Self Assessment for Dividend Income 2026/27
If your dividend income exceeds £500, you must report it through Self Assessment. HMRC cannot collect dividend tax through PAYE. This guide covers exactly when to register, what to include, deadlines, and penalties for missing them.
Last updated for the 2026/27 tax year.
Key dates for 2026/27
| Tax year end | 5 April 2027 |
| Register for Self Assessment by | 5 October 2027 |
| Paper return deadline | 31 October 2027 |
| Online return and payment deadline | 31 January 2028 |
When you must file
You must register for Self Assessment if your dividend income exceeds £500 in a tax year. That threshold came in from 2024/25, reduced from £1,000. HMRC has no way to collect dividend tax automatically through PAYE. The responsibility to declare and pay sits entirely with you.
If you already file Self Assessment for another reason — self-employment, rental income, salary above £100,000, being a company director — you just add dividend income to that return. No separate filing needed. If you don't currently file, you must register with HMRC by 5 October following the end of the tax year.
What to include on the return
UK dividends go in the 'UK dividends' section of the SA100 (with SA101 supplementary pages if needed). UK dividends have no withholding tax, so the figure on your broker statement or dividend voucher is the gross amount.
Your investment platform usually provides a consolidated tax certificate in April covering all dividends paid during the year. Use that. Enter the total and HMRC's system applies the £500 allowance and calculates tax at the right rate.
Foreign dividends go on the SA106 Foreign income supplementary pages — not the UK dividends section. Enter the gross amount before any withholding tax, the withholding tax deducted, and claim any double taxation relief. Convert foreign currency to sterling at the exchange rate on the date you received it.
Worked example: calculating what you owe
Scenario: An investor has a salary of £35,000 and dividend income of £3,000 outside an ISA in 2026/27.
- Total income: £38,000. Salary already uses the Personal Allowance (£12,570) and sits within the basic-rate band.
- Dividends of £3,000 sit on top. Total income is £38,000, within the basic-rate band.
- First £500 of dividends: dividend allowance, £0 tax.
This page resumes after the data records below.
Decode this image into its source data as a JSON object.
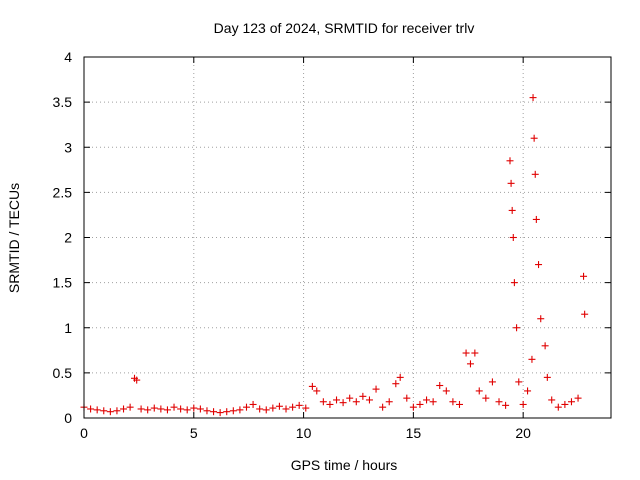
{
  "chart_data": {
    "type": "scatter",
    "title": "Day 123 of 2024, SRMTID for receiver trlv",
    "xlabel": "GPS time / hours",
    "ylabel": "SRMTID / TECUs",
    "xlim": [
      0,
      24
    ],
    "ylim": [
      0,
      4
    ],
    "xticks": [
      0,
      5,
      10,
      15,
      20
    ],
    "xtick_labels": [
      "0",
      "5",
      "10",
      "15",
      "20"
    ],
    "yticks": [
      0,
      0.5,
      1,
      1.5,
      2,
      2.5,
      3,
      3.5,
      4
    ],
    "ytick_labels": [
      "0",
      "0.5",
      "1",
      "1.5",
      "2",
      "2.5",
      "3",
      "3.5",
      "4"
    ],
    "grid": true,
    "marker": "+",
    "series_color": "#e00000",
    "series": [
      {
        "name": "SRMTID",
        "x": [
          0.0,
          0.3,
          0.6,
          0.9,
          1.2,
          1.5,
          1.8,
          2.1,
          2.3,
          2.4,
          2.6,
          2.9,
          3.2,
          3.5,
          3.8,
          4.1,
          4.4,
          4.7,
          5.0,
          5.3,
          5.6,
          5.9,
          6.2,
          6.5,
          6.8,
          7.1,
          7.4,
          7.7,
          8.0,
          8.3,
          8.6,
          8.9,
          9.2,
          9.5,
          9.8,
          10.1,
          10.4,
          10.6,
          10.9,
          11.2,
          11.5,
          11.8,
          12.1,
          12.4,
          12.7,
          13.0,
          13.3,
          13.6,
          13.9,
          14.2,
          14.4,
          14.7,
          15.0,
          15.3,
          15.6,
          15.9,
          16.2,
          16.5,
          16.8,
          17.1,
          17.4,
          17.6,
          17.8,
          18.0,
          18.3,
          18.6,
          18.9,
          19.2,
          19.4,
          19.45,
          19.5,
          19.55,
          19.6,
          19.7,
          19.8,
          20.0,
          20.2,
          20.4,
          20.45,
          20.5,
          20.55,
          20.6,
          20.7,
          20.8,
          21.0,
          21.1,
          21.3,
          21.6,
          21.9,
          22.2,
          22.5,
          22.75,
          22.8
        ],
        "y": [
          0.12,
          0.1,
          0.09,
          0.08,
          0.07,
          0.08,
          0.1,
          0.12,
          0.44,
          0.42,
          0.1,
          0.09,
          0.11,
          0.1,
          0.09,
          0.12,
          0.1,
          0.09,
          0.11,
          0.1,
          0.08,
          0.07,
          0.06,
          0.07,
          0.08,
          0.09,
          0.12,
          0.15,
          0.1,
          0.09,
          0.11,
          0.13,
          0.1,
          0.12,
          0.14,
          0.11,
          0.35,
          0.3,
          0.18,
          0.15,
          0.2,
          0.17,
          0.22,
          0.18,
          0.24,
          0.2,
          0.32,
          0.12,
          0.18,
          0.38,
          0.45,
          0.22,
          0.12,
          0.15,
          0.2,
          0.18,
          0.36,
          0.3,
          0.18,
          0.15,
          0.72,
          0.6,
          0.72,
          0.3,
          0.22,
          0.4,
          0.18,
          0.14,
          2.85,
          2.6,
          2.3,
          2.0,
          1.5,
          1.0,
          0.4,
          0.15,
          0.3,
          0.65,
          3.55,
          3.1,
          2.7,
          2.2,
          1.7,
          1.1,
          0.8,
          0.45,
          0.2,
          0.12,
          0.15,
          0.18,
          0.22,
          1.57,
          1.15
        ]
      }
    ]
  }
}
- Remaining taxable dividends: £2,500 at 8.75% = £218.75.
- Total dividend tax due: £218.75.
- Self Assessment required: Yes, dividends exceed £500.
- Deadline to file and pay: 31 January 2028 (for 2026/27 income).
Salary income tax is collected through PAYE and need not be re-reported unless the PAYE tax code was wrong.
Penalties for late filing or non-filing
If you miss the 31 January filing deadline:
- Immediately: £100 fixed penalty (even if no tax is owed).
- 3 months late: £10 per day for up to 90 days (maximum £900).
- 6 months late: 5% of tax due or £300, whichever is greater.
- 12 months late: A further 5% of tax due or £300.
Interest also runs on late payment from 31 January. If you have missed a deadline, file as soon as you can and contact HMRC. They may reduce penalties for genuine error, but that is not guaranteed. Penalties apply even if no tax is owed.
ISA and pension dividends, no filing needed
Dividends inside a Stocks and Shares ISA or pension (SIPP) are completely exempt and don't need to be declared. They don't count toward the £500 threshold either. If all your dividends come from ISA holdings, you have no dividend tax reporting obligation regardless of the amount received.